ZIMBABWE is lobbying to be included among African offshore clearing centres for the Chinese currency, the renminbi (RMB), as it seeks to grow trade between the two countries and boost confidence in the local banking sector, a top diplomat has said.
The RMB was added to the IMF’s basket of currencies two years ago, meaning it is now a reserve currency that can be used as a unit of exchange in international trade and international cross-border transactional settlements.
Presently, the UK is the world’s largest clearing centre for the RMB outside Greater China, followed by Singapore.
Zimbabwe hopes to reach an agreement with Beijing on the offshore centre during the 2018 Forum on China-Africa Co-operation that officially opens tomorrow.

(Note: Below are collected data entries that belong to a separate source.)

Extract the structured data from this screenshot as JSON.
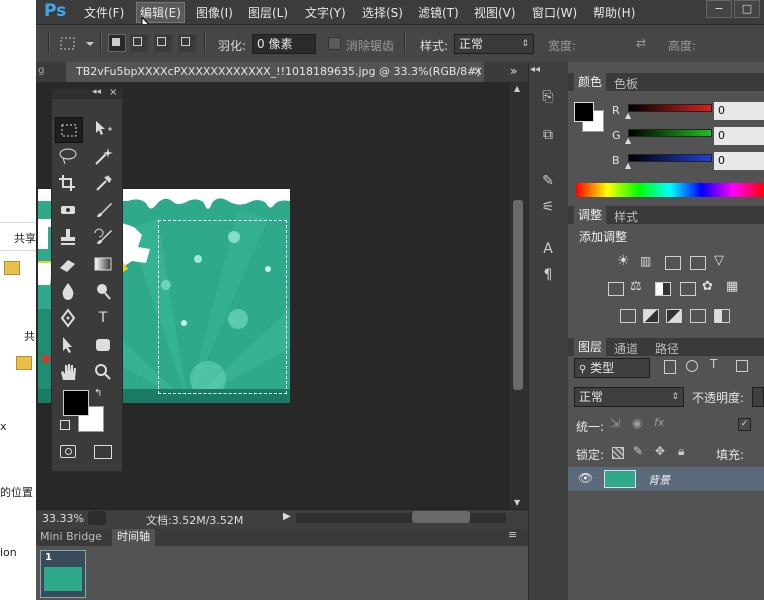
{
  "app": {
    "logo": "Ps"
  },
  "menu": [
    "文件(F)",
    "编辑(E)",
    "图像(I)",
    "图层(L)",
    "文字(Y)",
    "选择(S)",
    "滤镜(T)",
    "视图(V)",
    "窗口(W)",
    "帮助(H)"
  ],
  "window_controls": {
    "minimize": "−",
    "restore": "□"
  },
  "options_bar": {
    "feather_label": "羽化:",
    "feather_value": "0 像素",
    "antialias_label": "消除锯齿",
    "style_label": "样式:",
    "style_value": "正常",
    "width_label": "宽度:",
    "height_label": "高度:"
  },
  "document": {
    "tab_title": "TB2vFu5bpXXXXcPXXXXXXXXXXXX_!!1018189635.jpg @ 33.3%(RGB/8#)",
    "tab_close": "×",
    "collapse_glyph": "»"
  },
  "status": {
    "zoom": "33.33%",
    "doc_info": "文档:3.52M/3.52M"
  },
  "bottom_tabs": [
    "Mini Bridge",
    "时间轴"
  ],
  "timeline": {
    "frame_number": "1"
  },
  "color_panel": {
    "tabs": [
      "颜色",
      "色板"
    ],
    "channels": [
      {
        "label": "R",
        "value": "0",
        "color": "#d02020"
      },
      {
        "label": "G",
        "value": "0",
        "color": "#20b020"
      },
      {
        "label": "B",
        "value": "0",
        "color": "#2040d0"
      }
    ]
  },
  "adjust_panel": {
    "tabs": [
      "调整",
      "样式"
    ],
    "title": "添加调整"
  },
  "layers_panel": {
    "tabs": [
      "图层",
      "通道",
      "路径"
    ],
    "filter_value": "类型",
    "blend_mode": "正常",
    "opacity_label": "不透明度:",
    "unify_label": "统一:",
    "lock_label": "锁定:",
    "fill_label": "填充:",
    "layer_name": "背景"
  },
  "left_window": {
    "texts": [
      "共享",
      "共",
      "x",
      "的位置",
      "ion"
    ]
  },
  "colors": {
    "accent": "#3fa7ea",
    "canvas_green": "#2fa98a",
    "layer_selected": "#5a6a7a"
  }
}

This year’s edition of the triennial summit will be co-chaired by host President Xi Jinping and South Africa’s President Cyril Ramaphosa.
Zimbabwe’s Ambassador to China Mr Paul Chikawa told state media last week that Harare was also pursuing opportunities in e-payments, telecommunications, infrastructure, and power transmission and distribution. Zimbabwe is also angling for a market for its agricultural produce.

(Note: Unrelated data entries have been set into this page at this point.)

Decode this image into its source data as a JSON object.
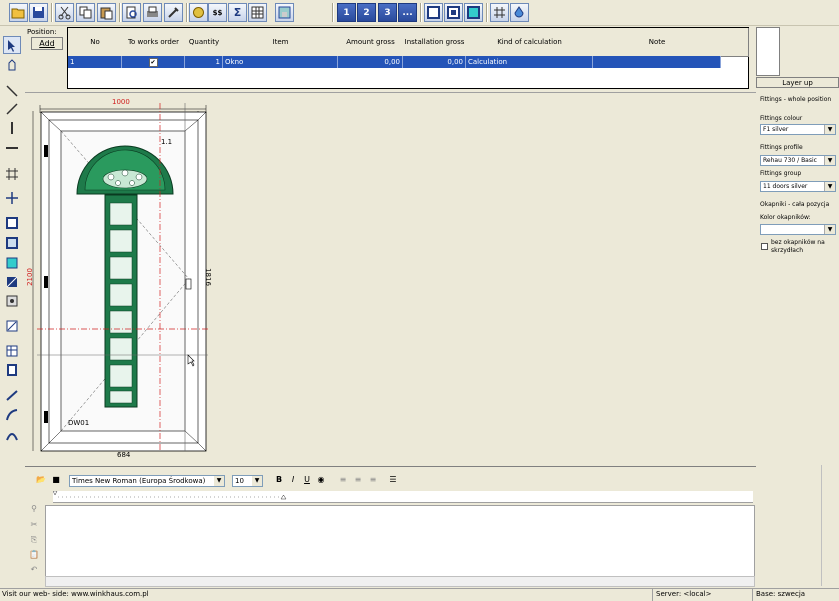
{
  "toolbar": {
    "number_buttons": [
      "1",
      "2",
      "3",
      "..."
    ],
    "sum_label": "Σ",
    "money_label": "$$"
  },
  "position": {
    "label": "Position:",
    "add_label": "Add"
  },
  "grid": {
    "headers": [
      "No",
      "To works order",
      "Quantity",
      "Item",
      "Amount gross",
      "Installation gross",
      "Kind of calculation",
      "Note"
    ],
    "row": {
      "no": "1",
      "works_order": "✔",
      "quantity": "1",
      "item": "Okno",
      "amount": "0,00",
      "installation": "0,00",
      "kind": "Calculation",
      "note": ""
    }
  },
  "layer_up_label": "Layer up",
  "fittings": {
    "title": "Fittings - whole position",
    "colour_label": "Fittings colour",
    "colour_value": "F1 silver",
    "profile_label": "Fittings profile",
    "profile_value": "Rehau 730 / Basic",
    "group_label": "Fittings group",
    "group_value": "11 doors silver",
    "okapniki_title": "Okapniki - cała pozycja",
    "kolor_label": "Kolor okapników:",
    "kolor_value": "",
    "checkbox_label": "bez okapników na skrzydłach"
  },
  "drawing": {
    "width_top": "1000",
    "width_bottom": "684",
    "height_left": "2100",
    "height_right": "1816",
    "sash_label": "1.1",
    "element_label": "DW01",
    "colors": {
      "frame": "#ffffff",
      "glass_green": "#1e7a4a",
      "dim_red": "#d02020"
    }
  },
  "editor": {
    "font_name": "Times New Roman (Europa Środkowa)",
    "font_size": "10",
    "bold": "B",
    "italic": "I",
    "underline": "U"
  },
  "status": {
    "website": "Visit our web- side: www.winkhaus.com.pl",
    "server": "Server: <local>",
    "base": "Base: szwecja"
  }
}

Ambassador Chikawa said: “If all goes well, we will be so keen to be one of the centres in Africa, if not the leading centre, to have an offshore Renminbi Centre. You know, Hong Kong — which is part of China — is; Singapore is; London is. That means it is a reserve currency in its own right.
“So, if we are able to fashion out an agreement in the area of banking, and we are hopeful that our own (Reserve Bank of Zimbabwe) Governor (Dr John Mangudya) — though he is not part of Focac — could find space and time to come here.
“We are pursuing certain interests, very formative stages to introduce the e-payment system as a part of dealing with the liquidity situation and also growing with the times. This is part of the vision, part of the dream, but it’s a lot bigger.”